An unhelpful error message also speaks volumes about how you treat your customers.

I repeat: your competition is always a click away.

Oh, and I suggest you be somewhat apologetic on your 404 page. In all likelihood, you put a bad link on your site or you moved a page and killed someone else’s link. A simple apology goes a long way. Words to live by, if you ask me.

In any case, you should not blame your users. Keep customer-focused. You’d be amazed how many people are terribly confused by error messages of any kind. “What did I do?” they say — aloud — snatching their hand away from the mouse as if it were in danger of igniting (believe it or not, I have seen this happen, more than once). Make it clear in your wording that it isn’t their fault.

As for humor, many sites use 404s as an opportunity to spice things up. Be careful here.

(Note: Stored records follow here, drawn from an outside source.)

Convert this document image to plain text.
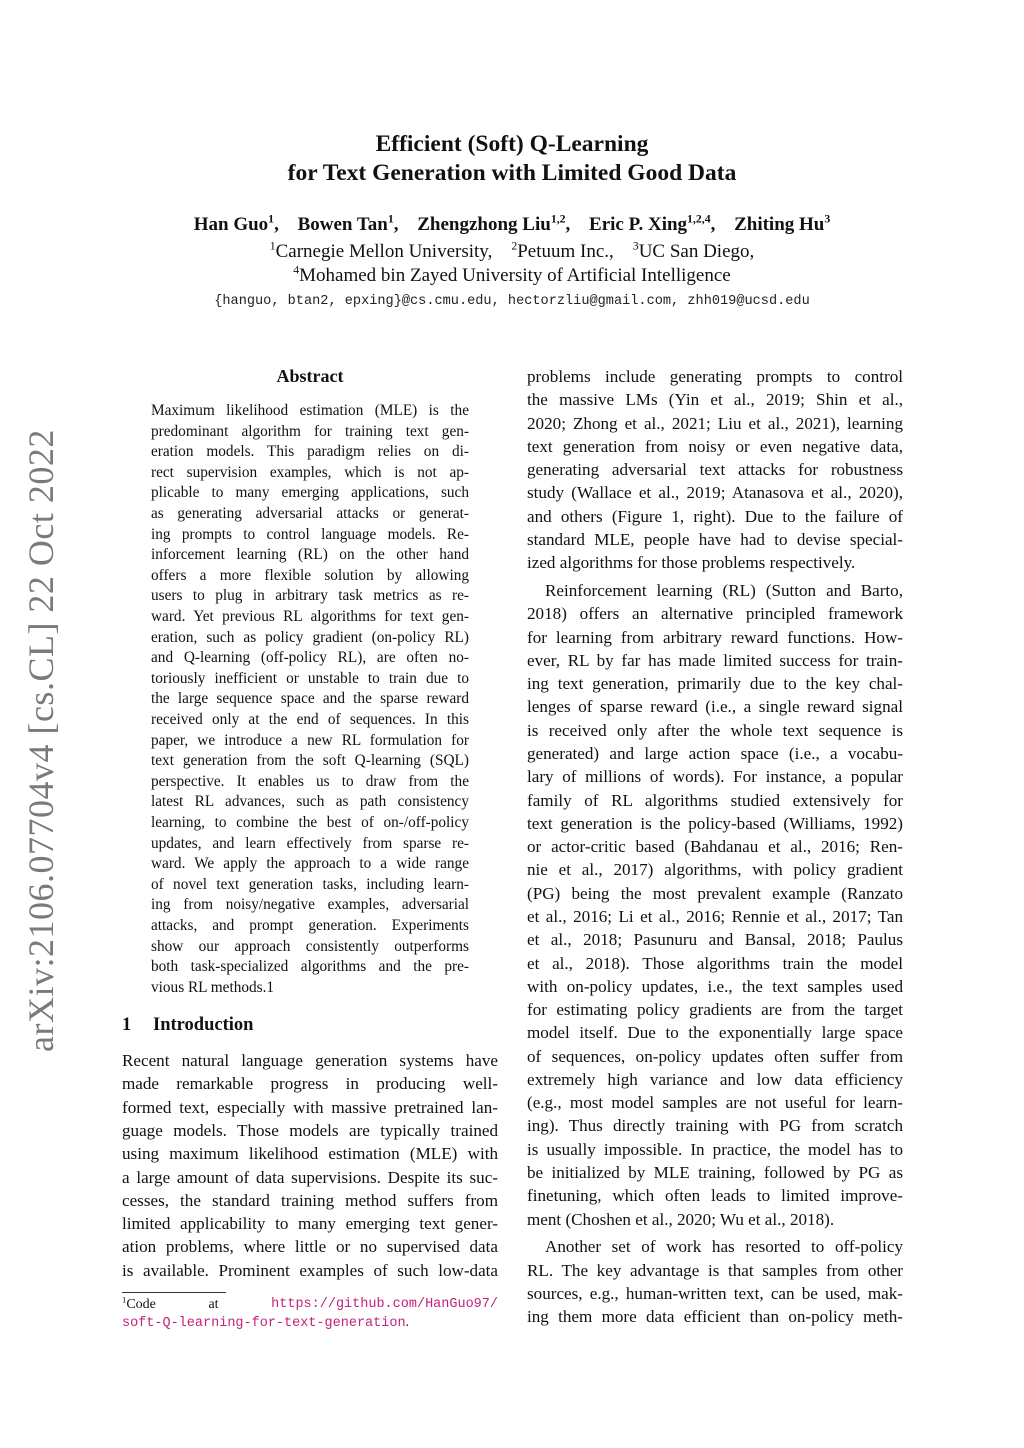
arXiv:2106.07704v4 [cs.CL] 22 Oct 2022
Efficient (Soft) Q-Learning
for Text Generation with Limited Good Data
Han Guo$^1$, Bowen Tan$^1$, Zhengzhong Liu$^{1,2}$, Eric P. Xing$^{1,2,4}$, Zhiting Hu$^3$
$^1$Carnegie Mellon University, $^2$Petuum Inc., $^3$UC San Diego,
$^4$Mohamed bin Zayed University of Artificial Intelligence
{hanguo, btan2, epxing}@cs.cmu.edu, hectorzliu@gmail.com, zhh019@ucsd.edu
Abstract
Maximum likelihood estimation (MLE) is the
predominant algorithm for training text gen-
eration models. This paradigm relies on di-
rect supervision examples, which is not ap-
plicable to many emerging applications, such
as generating adversarial attacks or generat-
ing prompts to control language models. Re-
inforcement learning (RL) on the other hand
offers a more flexible solution by allowing
users to plug in arbitrary task metrics as re-
ward. Yet previous RL algorithms for text gen-
eration, such as policy gradient (on-policy RL)
and Q-learning (off-policy RL), are often no-
toriously inefficient or unstable to train due to
the large sequence space and the sparse reward
received only at the end of sequences. In this
paper, we introduce a new RL formulation for
text generation from the soft Q-learning (SQL)
perspective. It enables us to draw from the
latest RL advances, such as path consistency
learning, to combine the best of on-/off-policy
updates, and learn effectively from sparse re-
ward. We apply the approach to a wide range
of novel text generation tasks, including learn-
ing from noisy/negative examples, adversarial
attacks, and prompt generation. Experiments
show our approach consistently outperforms
both task-specialized algorithms and the pre-
vious RL methods.1
1 Introduction
Recent natural language generation systems have
made remarkable progress in producing well-
formed text, especially with massive pretrained lan-
guage models. Those models are typically trained
using maximum likelihood estimation (MLE) with
a large amount of data supervisions. Despite its suc-
cesses, the standard training method suffers from
limited applicability to many emerging text gener-
ation problems, where little or no supervised data
is available. Prominent examples of such low-data
$^1$Code	at	https://github.com/HanGuo97/
soft-Q-learning-for-text-generation.
problems include generating prompts to control
the massive LMs (Yin et al., 2019; Shin et al.,
2020; Zhong et al., 2021; Liu et al., 2021), learning
text generation from noisy or even negative data,
generating adversarial text attacks for robustness
study (Wallace et al., 2019; Atanasova et al., 2020),
and others (Figure 1, right). Due to the failure of
standard MLE, people have had to devise special-
ized algorithms for those problems respectively.
Reinforcement learning (RL) (Sutton and Barto,
2018) offers an alternative principled framework
for learning from arbitrary reward functions. How-
ever, RL by far has made limited success for train-
ing text generation, primarily due to the key chal-
lenges of sparse reward (i.e., a single reward signal
is received only after the whole text sequence is
generated) and large action space (i.e., a vocabu-
lary of millions of words). For instance, a popular
family of RL algorithms studied extensively for
text generation is the policy-based (Williams, 1992)
or actor-critic based (Bahdanau et al., 2016; Ren-
nie et al., 2017) algorithms, with policy gradient
(PG) being the most prevalent example (Ranzato
et al., 2016; Li et al., 2016; Rennie et al., 2017; Tan
et al., 2018; Pasunuru and Bansal, 2018; Paulus
et al., 2018). Those algorithms train the model
with on-policy updates, i.e., the text samples used
for estimating policy gradients are from the target
model itself. Due to the exponentially large space
of sequences, on-policy updates often suffer from
extremely high variance and low data efficiency
(e.g., most model samples are not useful for learn-
ing). Thus directly training with PG from scratch
is usually impossible. In practice, the model has to
be initialized by MLE training, followed by PG as
finetuning, which often leads to limited improve-
ment (Choshen et al., 2020; Wu et al., 2018).
Another set of work has resorted to off-policy
RL. The key advantage is that samples from other
sources, e.g., human-written text, can be used, mak-
ing them more data efficient than on-policy meth-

Personality is great but chances are you aren’t as funny as your spouse says you are. Also, be cognizant of the fact that your joke may be opaque or even offensive to international readers. As they say, humor does not travel well across cultures/languages.

What to do

I am not going to get into the minutia of how to set up a custom 404 page. You can get your IT group to take of that (if you are on your own here is how to create one on Apache servers and here is how to do the same on WordPress).

Make sure that your 404 page gives your users someplace to go. On a corporate site, your 404 page would be a good place to put your site map, or at least a link to it. On a blog, I suggest you put a list of recent posts. Here is some WordPress code that should get you started:

<?php query_posts('showposts=5'); ?>
 <ul>
 <?php while (have_posts()) : the_post(); ?>
 <li><a href="<?php the_permalink() ?>"><?php  the_title(); ?></a></li>
 <?php endwhile;?>
 </ul>

It displays the 5 latest posts. If you want more or fewer, change the “showposts=” bit highlighted above.

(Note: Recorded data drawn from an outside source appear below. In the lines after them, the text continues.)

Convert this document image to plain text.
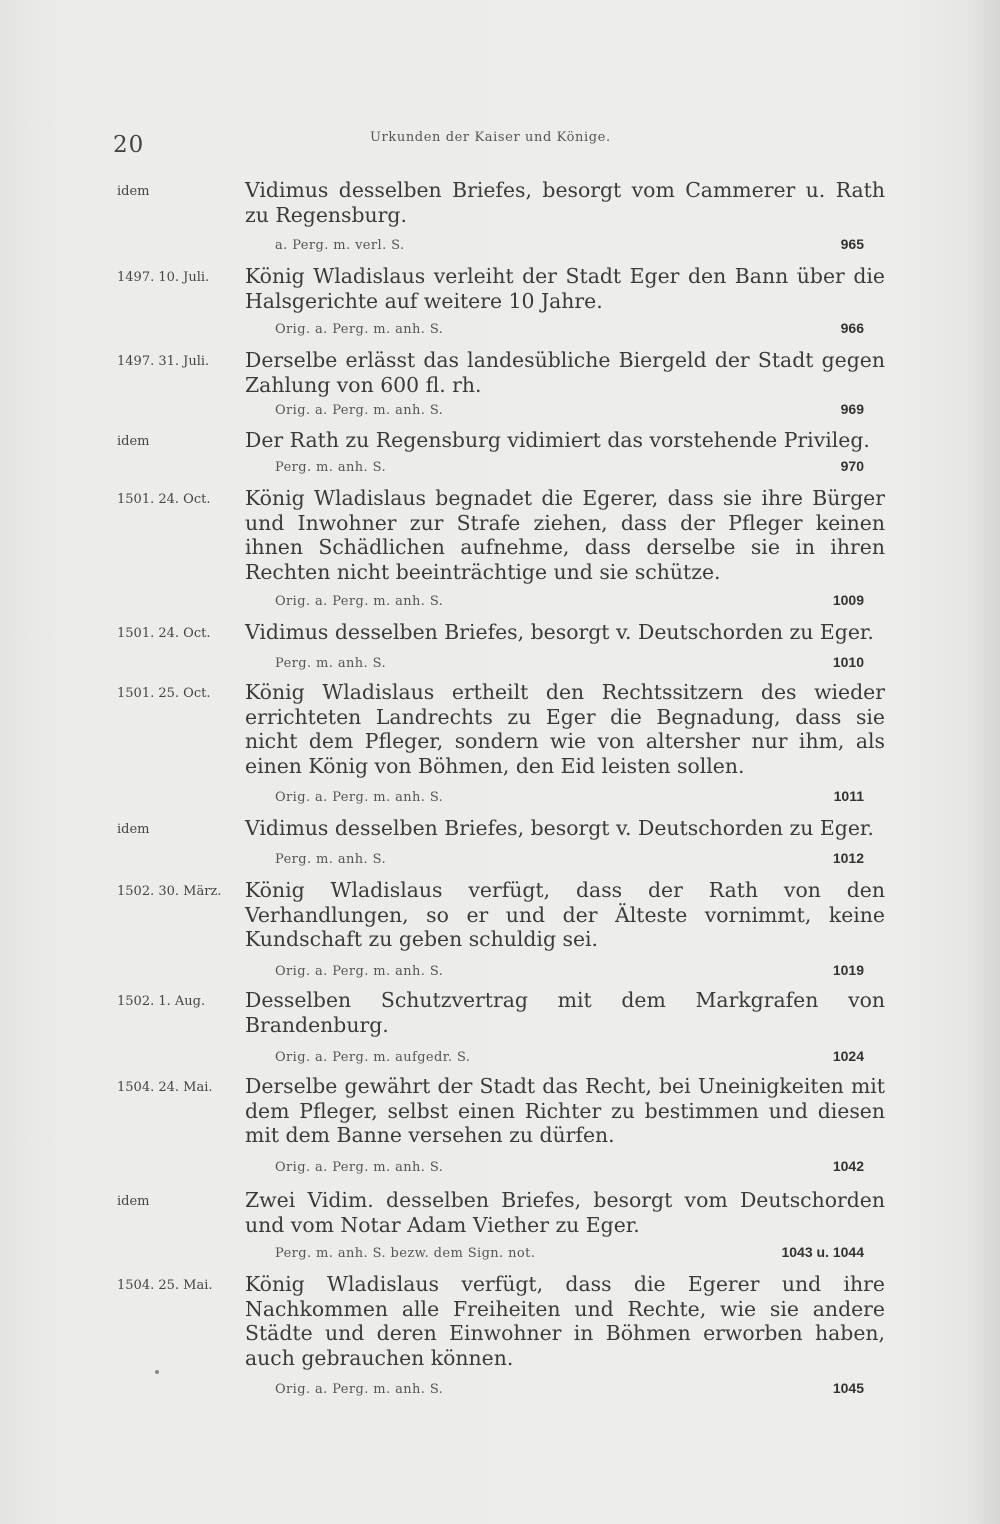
20	Urkunden der Kaiser und Könige.
idem	Vidimus desselben Briefes, besorgt vom Cammerer u. Rath zu Regensburg.
a. Perg. m. verl. S.	965
1497. 10. Juli. König Wladislaus verleiht der Stadt Eger den Bann über die Halsgerichte auf weitere 10 Jahre.
Orig. a. Perg. m. anh. S.	966
1497. 31. Juli. Derselbe erlässt das landesübliche Biergeld der Stadt gegen Zahlung von 600 fl. rh.
Orig. a. Perg. m. anh. S.	969
idem	Der Rath zu Regensburg vidimiert das vorstehende Privileg.
Perg. m. anh. S.	970
1501. 24. Oct. König Wladislaus begnadet die Egerer, dass sie ihre Bürger und Inwohner zur Strafe ziehen, dass der Pfleger keinen ihnen Schädlichen aufnehme, dass derselbe sie in ihren Rechten nicht beeinträchtige und sie schütze.
Orig. a. Perg. m. anh. S.	1009
1501. 24. Oct. Vidimus desselben Briefes, besorgt v. Deutschorden zu Eger.
Perg. m. anh. S.	1010
1501. 25. Oct. König Wladislaus ertheilt den Rechtssitzern des wieder errichteten Landrechts zu Eger die Begnadung, dass sie nicht dem Pfleger, sondern wie von altersher nur ihm, als einen König von Böhmen, den Eid leisten sollen.
Orig. a. Perg. m. anh. S.	1011
idem	Vidimus desselben Briefes, besorgt v. Deutschorden zu Eger.
Perg. m. anh. S.	1012
1502. 30. März. König Wladislaus verfügt, dass der Rath von den Verhandlungen, so er und der Älteste vornimmt, keine Kundschaft zu geben schuldig sei.
Orig. a. Perg. m. anh. S.	1019
1502. 1. Aug. Desselben Schutzvertrag mit dem Markgrafen von Brandenburg.
Orig. a. Perg. m. aufgedr. S.	1024
1504. 24. Mai. Derselbe gewährt der Stadt das Recht, bei Uneinigkeiten mit dem Pfleger, selbst einen Richter zu bestimmen und diesen mit dem Banne versehen zu dürfen.
Orig. a. Perg. m. anh. S.	1042
idem	Zwei Vidim. desselben Briefes, besorgt vom Deutschorden und vom Notar Adam Viether zu Eger.
Perg. m. anh. S. bezw. dem Sign. not.	1043 u. 1044
1504. 25. Mai. König Wladislaus verfügt, dass die Egerer und ihre Nachkommen alle Freiheiten und Rechte, wie sie andere Städte und deren Einwohner in Böhmen erworben haben, auch gebrauchen können.
Orig. a. Perg. m. anh. S.	1045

To display site categories instead of recent posts, here is a useful bit of WordPress coding:

<h2>Categories</h2>
<ul>
<?php wp_list_cats('sort_column=name'); ?>
</ul>

On either a corporate site or your blog, it certainly couldn’t hurt to include a search form. Here is more WordPress code:

<form method="get" id="searchform" action="<?php bloginfo('url'); ?>/">
	<input size="20" type="text" value="Search..." onfocus="if(this.value==this.defaultValue)this.value='';" onblur="if(this.value=='')this.value=this.defaultValue;" name="s" id="s" />
	<input type="submit" id="submit" value="Search" />
</form>

I always put a link to the home page and the Contact page, too. Many site users are happy to help out and if there is a dead link on your site why not make it easy for them to tell you?

Even something as seemingly unimportant as your 404 page speaks volumes about your (as an individual’s) attention to detail and your (as a firm’s) attitude toward your customers. Sweat the small stuff.